Sandhya then moved to Hyderabad to graduate in science at Osmania University, where she earned a gold medal in botany. She credits IIT Kanpur for introducing her to prospects of science. She then majored in Biochemistry and went on to pursue Ph.D. at IISc, which she calls “the best place to do scientific research in the country”.
In the year 1993, Sandhya joined IISc’s biochemistry department and her research journey began since then. And, the most important discovery made by Sandhya and team in gut biology was a congenital disease of watery diarrhoea due to mutations found in the receptor.
After spending years in the field and making important discoveries, Sandhya feels that even in the year 2018, the field isn’t gender-equal. A change of mindset is required to bring a change in the scenario.

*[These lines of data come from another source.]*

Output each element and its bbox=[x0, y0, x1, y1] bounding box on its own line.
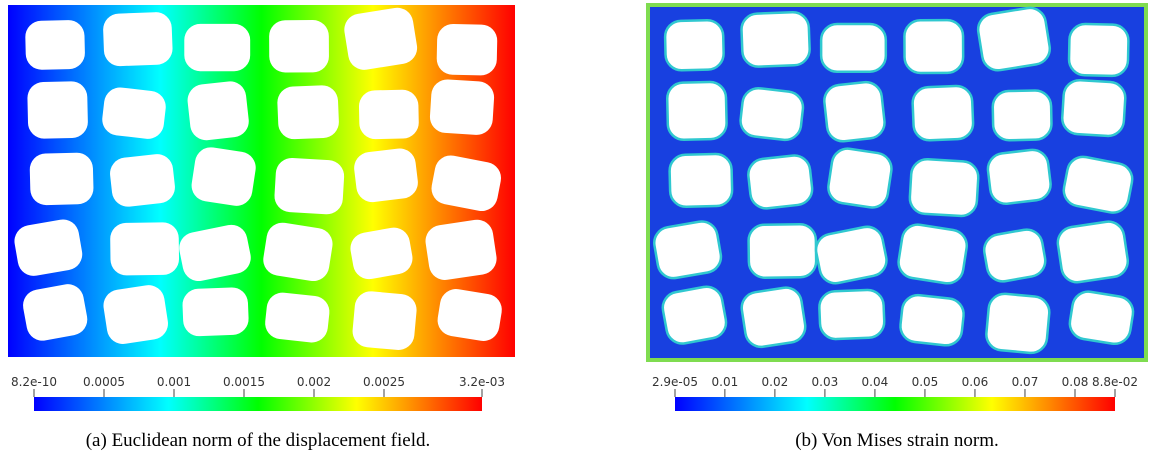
colorbar-tick-label: 0.0005 bbox=[83, 375, 125, 389]
colorbar-tick-label: 0.08 bbox=[1062, 375, 1089, 389]
hole bbox=[277, 85, 339, 140]
hole bbox=[110, 154, 175, 207]
colorbar-tick-label: 2.9e-05 bbox=[652, 375, 698, 389]
hole bbox=[908, 158, 980, 218]
colorbar-tick-label: 0.05 bbox=[912, 375, 939, 389]
colorbar-tick-label: 8.8e-02 bbox=[1092, 375, 1138, 389]
hole bbox=[827, 147, 893, 209]
mesh-holes bbox=[14, 7, 502, 351]
hole bbox=[25, 20, 85, 70]
hole bbox=[436, 23, 498, 76]
hole bbox=[352, 291, 417, 351]
hole bbox=[14, 219, 83, 276]
colorbar-tick-label: 0.07 bbox=[1012, 375, 1039, 389]
hole bbox=[23, 284, 88, 341]
colorbar-tick-label: 0.04 bbox=[862, 375, 889, 389]
colorbar bbox=[34, 397, 482, 411]
colorbar bbox=[675, 397, 1115, 411]
hole bbox=[653, 220, 723, 280]
hole bbox=[102, 87, 166, 139]
hole bbox=[668, 152, 734, 209]
colorbar-tick-label: 0.01 bbox=[712, 375, 739, 389]
hole bbox=[740, 286, 807, 349]
hole bbox=[911, 84, 975, 142]
hole bbox=[350, 227, 413, 280]
hole bbox=[110, 222, 180, 276]
hole bbox=[103, 12, 173, 67]
hole bbox=[344, 7, 418, 70]
hole bbox=[425, 219, 497, 280]
hole bbox=[903, 18, 965, 75]
hole bbox=[986, 148, 1052, 205]
hole bbox=[437, 289, 502, 341]
hole bbox=[814, 225, 888, 285]
hole bbox=[976, 6, 1052, 72]
colorbar-tick-label: 8.2e-10 bbox=[11, 375, 57, 389]
hole bbox=[184, 23, 251, 72]
hole bbox=[265, 292, 330, 343]
hole bbox=[269, 20, 329, 73]
mesh-holes bbox=[653, 6, 1135, 355]
hole bbox=[1056, 220, 1129, 284]
hole bbox=[179, 224, 251, 282]
hole bbox=[263, 222, 333, 282]
hole bbox=[191, 147, 256, 206]
hole bbox=[182, 287, 249, 337]
hole bbox=[740, 11, 811, 68]
hole bbox=[661, 285, 728, 345]
colorbar-tick-label: 3.2e-03 bbox=[459, 375, 505, 389]
colorbar-tick-label: 0.001 bbox=[157, 375, 191, 389]
hole bbox=[103, 285, 168, 344]
colorbar-tick-label: 0.0025 bbox=[363, 375, 405, 389]
hole bbox=[354, 148, 418, 203]
colorbar-tick-label: 0.06 bbox=[962, 375, 989, 389]
caption: (b) Von Mises strain norm. bbox=[795, 430, 999, 451]
hole bbox=[982, 228, 1047, 283]
hole bbox=[823, 80, 886, 143]
hole bbox=[1062, 155, 1134, 214]
hole bbox=[29, 152, 94, 206]
hole bbox=[1061, 78, 1127, 138]
hole bbox=[899, 293, 965, 347]
hole bbox=[431, 155, 502, 212]
caption: (a) Euclidean norm of the displacement f… bbox=[86, 430, 431, 451]
hole bbox=[1068, 290, 1135, 346]
hole bbox=[665, 80, 728, 141]
colorbar-tick-label: 0.0015 bbox=[223, 375, 265, 389]
colorbar-tick-label: 0.02 bbox=[762, 375, 789, 389]
hole bbox=[187, 81, 249, 141]
hole bbox=[819, 22, 888, 73]
hole bbox=[663, 18, 725, 72]
colorbar-tick-label: 0.03 bbox=[812, 375, 839, 389]
hole bbox=[739, 86, 805, 142]
colorbar-tick-label: 0.002 bbox=[297, 375, 331, 389]
hole bbox=[991, 89, 1053, 142]
hole bbox=[274, 157, 345, 215]
hole bbox=[747, 222, 818, 279]
hole bbox=[358, 89, 419, 140]
hole bbox=[747, 154, 814, 210]
hole bbox=[985, 292, 1051, 355]
hole bbox=[27, 81, 88, 139]
hole bbox=[1067, 22, 1130, 78]
hole bbox=[429, 79, 495, 135]
hole bbox=[818, 288, 886, 341]
hole bbox=[897, 223, 968, 285]
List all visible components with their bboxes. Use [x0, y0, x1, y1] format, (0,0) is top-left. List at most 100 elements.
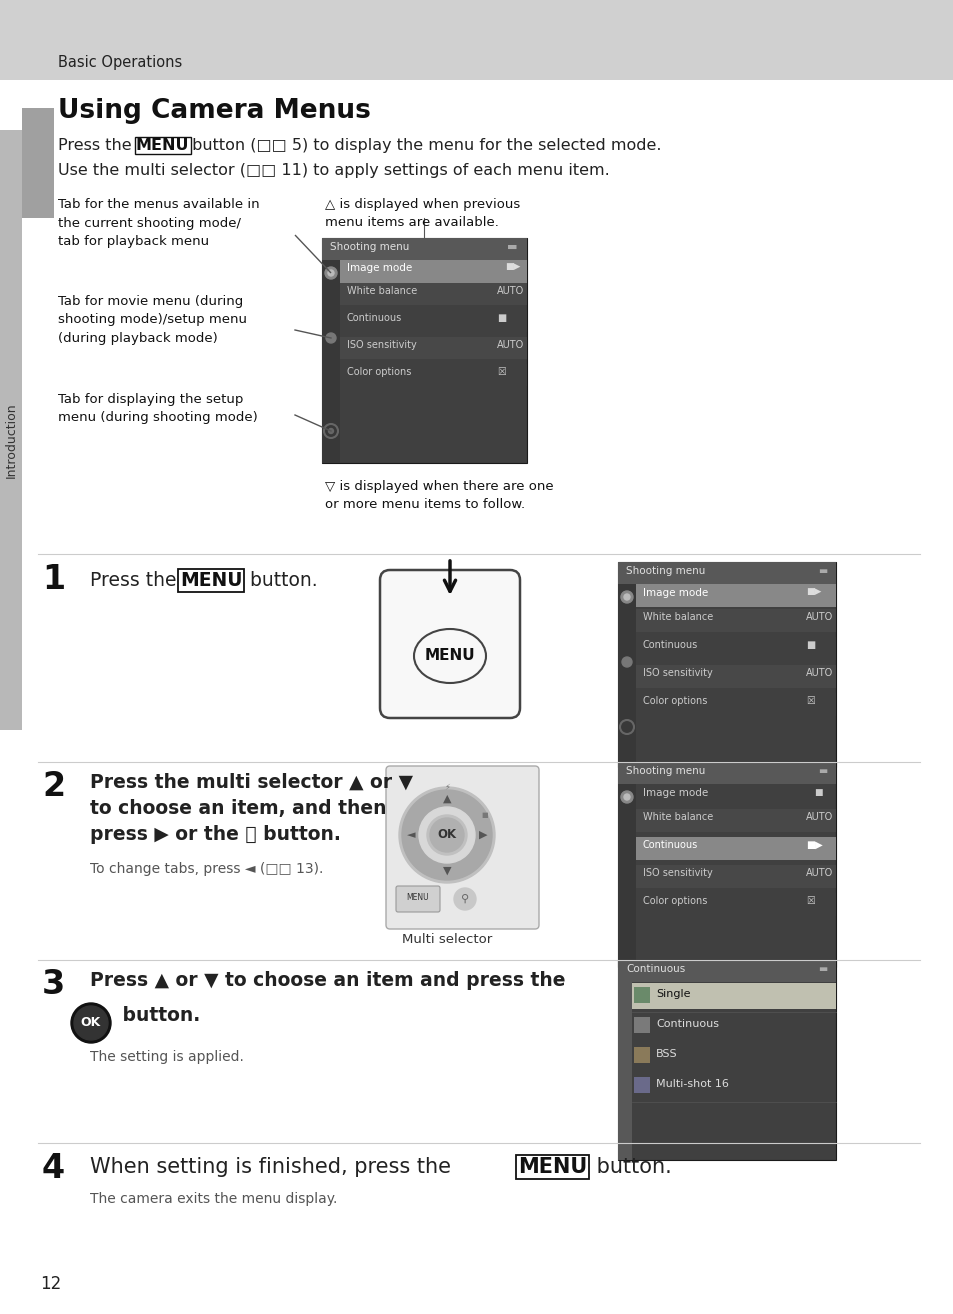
Circle shape: [326, 332, 335, 343]
Text: Color options: Color options: [642, 896, 706, 905]
Text: ■: ■: [481, 812, 488, 819]
Text: ■: ■: [813, 788, 821, 798]
Text: Continuous: Continuous: [347, 313, 402, 323]
Text: ▬: ▬: [506, 242, 517, 252]
Text: button.: button.: [244, 572, 317, 590]
Text: Press the: Press the: [90, 572, 182, 590]
Text: ⚡: ⚡: [443, 783, 450, 791]
FancyBboxPatch shape: [634, 1047, 649, 1063]
Text: AUTO: AUTO: [805, 869, 832, 878]
Text: When setting is finished, press the: When setting is finished, press the: [90, 1158, 457, 1177]
FancyBboxPatch shape: [631, 983, 835, 1009]
FancyBboxPatch shape: [0, 80, 953, 1314]
Text: AUTO: AUTO: [805, 612, 832, 622]
FancyBboxPatch shape: [634, 1017, 649, 1033]
Text: Shooting menu: Shooting menu: [330, 242, 409, 252]
FancyBboxPatch shape: [634, 987, 649, 1003]
FancyBboxPatch shape: [636, 865, 835, 888]
Circle shape: [620, 591, 633, 603]
Text: AUTO: AUTO: [497, 340, 524, 350]
Text: MENU: MENU: [424, 649, 475, 664]
Text: To change tabs, press ◄ (□□ 13).: To change tabs, press ◄ (□□ 13).: [90, 862, 323, 876]
FancyBboxPatch shape: [636, 894, 835, 916]
Text: MENU: MENU: [406, 894, 429, 901]
FancyBboxPatch shape: [322, 238, 526, 463]
Text: The setting is applied.: The setting is applied.: [90, 1050, 244, 1064]
Text: ☒: ☒: [497, 367, 505, 377]
Text: ▲: ▲: [442, 794, 451, 804]
FancyBboxPatch shape: [618, 562, 835, 583]
Circle shape: [325, 267, 336, 279]
Circle shape: [454, 888, 476, 911]
Text: 12: 12: [40, 1275, 61, 1293]
FancyBboxPatch shape: [395, 886, 439, 912]
Text: Continuous: Continuous: [642, 640, 698, 650]
Text: ISO sensitivity: ISO sensitivity: [642, 668, 712, 678]
Text: Tab for displaying the setup
menu (during shooting mode): Tab for displaying the setup menu (durin…: [58, 393, 257, 424]
FancyBboxPatch shape: [322, 260, 339, 463]
Circle shape: [623, 794, 629, 800]
Text: ▬: ▬: [817, 766, 826, 777]
FancyBboxPatch shape: [636, 637, 835, 660]
FancyBboxPatch shape: [634, 1077, 649, 1093]
FancyBboxPatch shape: [386, 766, 538, 929]
FancyBboxPatch shape: [618, 961, 835, 1160]
Circle shape: [328, 269, 334, 276]
FancyBboxPatch shape: [618, 961, 835, 982]
Text: Image mode: Image mode: [642, 587, 707, 598]
Text: MENU: MENU: [136, 138, 190, 152]
Text: △ is displayed when previous
menu items are available.: △ is displayed when previous menu items …: [325, 198, 519, 230]
Text: Press ▲ or ▼ to choose an item and press the: Press ▲ or ▼ to choose an item and press…: [90, 971, 565, 989]
Circle shape: [401, 790, 492, 880]
FancyBboxPatch shape: [618, 762, 835, 784]
Text: Shooting menu: Shooting menu: [625, 566, 704, 576]
Text: Color options: Color options: [642, 696, 706, 706]
Text: Image mode: Image mode: [642, 788, 707, 798]
FancyBboxPatch shape: [636, 809, 835, 832]
Text: ■▶: ■▶: [805, 840, 821, 850]
Circle shape: [620, 791, 633, 803]
FancyBboxPatch shape: [618, 762, 835, 967]
Text: ☒: ☒: [805, 696, 814, 706]
Text: 3: 3: [42, 968, 65, 1001]
FancyBboxPatch shape: [339, 283, 526, 305]
Text: Introduction: Introduction: [5, 402, 17, 478]
Text: ■: ■: [805, 640, 815, 650]
Text: 4: 4: [42, 1152, 65, 1185]
Text: ▼: ▼: [442, 866, 451, 876]
Text: AUTO: AUTO: [497, 286, 524, 296]
Circle shape: [328, 428, 334, 434]
Text: Single: Single: [656, 989, 690, 999]
Text: ☒: ☒: [805, 896, 814, 905]
FancyBboxPatch shape: [636, 608, 835, 632]
Circle shape: [71, 1003, 111, 1043]
Text: MENU: MENU: [180, 572, 242, 590]
FancyBboxPatch shape: [636, 583, 835, 607]
FancyBboxPatch shape: [339, 310, 526, 332]
Circle shape: [398, 787, 495, 883]
Text: Tab for movie menu (during
shooting mode)/setup menu
(during playback mode): Tab for movie menu (during shooting mode…: [58, 296, 247, 346]
Text: ▽ is displayed when there are one
or more menu items to follow.: ▽ is displayed when there are one or mor…: [325, 480, 553, 511]
FancyBboxPatch shape: [22, 108, 54, 218]
FancyBboxPatch shape: [0, 130, 22, 731]
Text: ▶: ▶: [478, 830, 487, 840]
FancyBboxPatch shape: [0, 0, 953, 80]
Text: button.: button.: [116, 1007, 200, 1025]
Text: Using Camera Menus: Using Camera Menus: [58, 99, 371, 124]
Text: OK: OK: [81, 1017, 101, 1029]
Text: MENU: MENU: [517, 1158, 587, 1177]
Text: White balance: White balance: [347, 286, 416, 296]
FancyBboxPatch shape: [636, 665, 835, 689]
FancyBboxPatch shape: [339, 260, 526, 283]
Text: Press the: Press the: [58, 138, 136, 152]
Text: ISO sensitivity: ISO sensitivity: [347, 340, 416, 350]
Text: ◄: ◄: [406, 830, 415, 840]
FancyBboxPatch shape: [618, 562, 835, 767]
Text: ■▶: ■▶: [504, 263, 519, 272]
Text: Multi selector: Multi selector: [401, 933, 492, 946]
Text: Image mode: Image mode: [347, 263, 412, 273]
FancyBboxPatch shape: [339, 336, 526, 359]
Text: Continuous: Continuous: [625, 964, 684, 974]
Circle shape: [621, 657, 631, 668]
Text: Use the multi selector (□□ 11) to apply settings of each menu item.: Use the multi selector (□□ 11) to apply …: [58, 163, 609, 177]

Sandhya feels that inclusion of women in the committee should be made mandatory as the male-dominated leadership brings in “unconscious bias”. “All things being equal, I think they should positively select a woman. That may not be happening,” she said. Citing reason for men still holding more leadership roles, she said their aggressive streak should be given credits to.
She stated, “Generally, men are a little more aggressive. For example, when it comes to awards or recognition, they will go and tell a senior person: nominate me. I personally cannot and have never done that.”
On abolishing gender-gap and being vocal about it, Sandhya said, the measures should be taken within the committee. She shared, “If you start making a big noise, you are considered a feminist and then you become strident and they avoid you. They don’t want to talk to you after that, right? It’s very difficult.”
“It isn’t enough to have just one woman. In a committee of 10 people, you must have at least three, only then will change happen,” she added as she mentioned that we need to take cues from the European Molecular Biology Organisation, who insists on having 30 percent women in every scientific meeting they organise.
She explained, “If you happen to be a member of an organising committee, you must try and ensure [that more women are included].” Sandhya also shared that she had tried to implement this initiative at IISc when she chaired the Women’s Cell and Women in Science panel at her institute.
Sandhya, recently, lobbied a policy related to new mothers. IISc used to pause the tenure clock of women researchers by one year for every child she gave birth to. With the change in the policy, women faculties at IISc, who are new mothers, can now apply for tenure on the backs of their publications in the last six years, or seven years in case they had two children, rather than at the end of five years like their male colleagues.
Sandhya explained, “I also ensured that when they do get tenured, it is back-effected [with respect to payrise and position], so it is not that you are one year behind the male colleague. Just because you give her tenure later don’t put her one year behind a male colleague who joined at the same time.”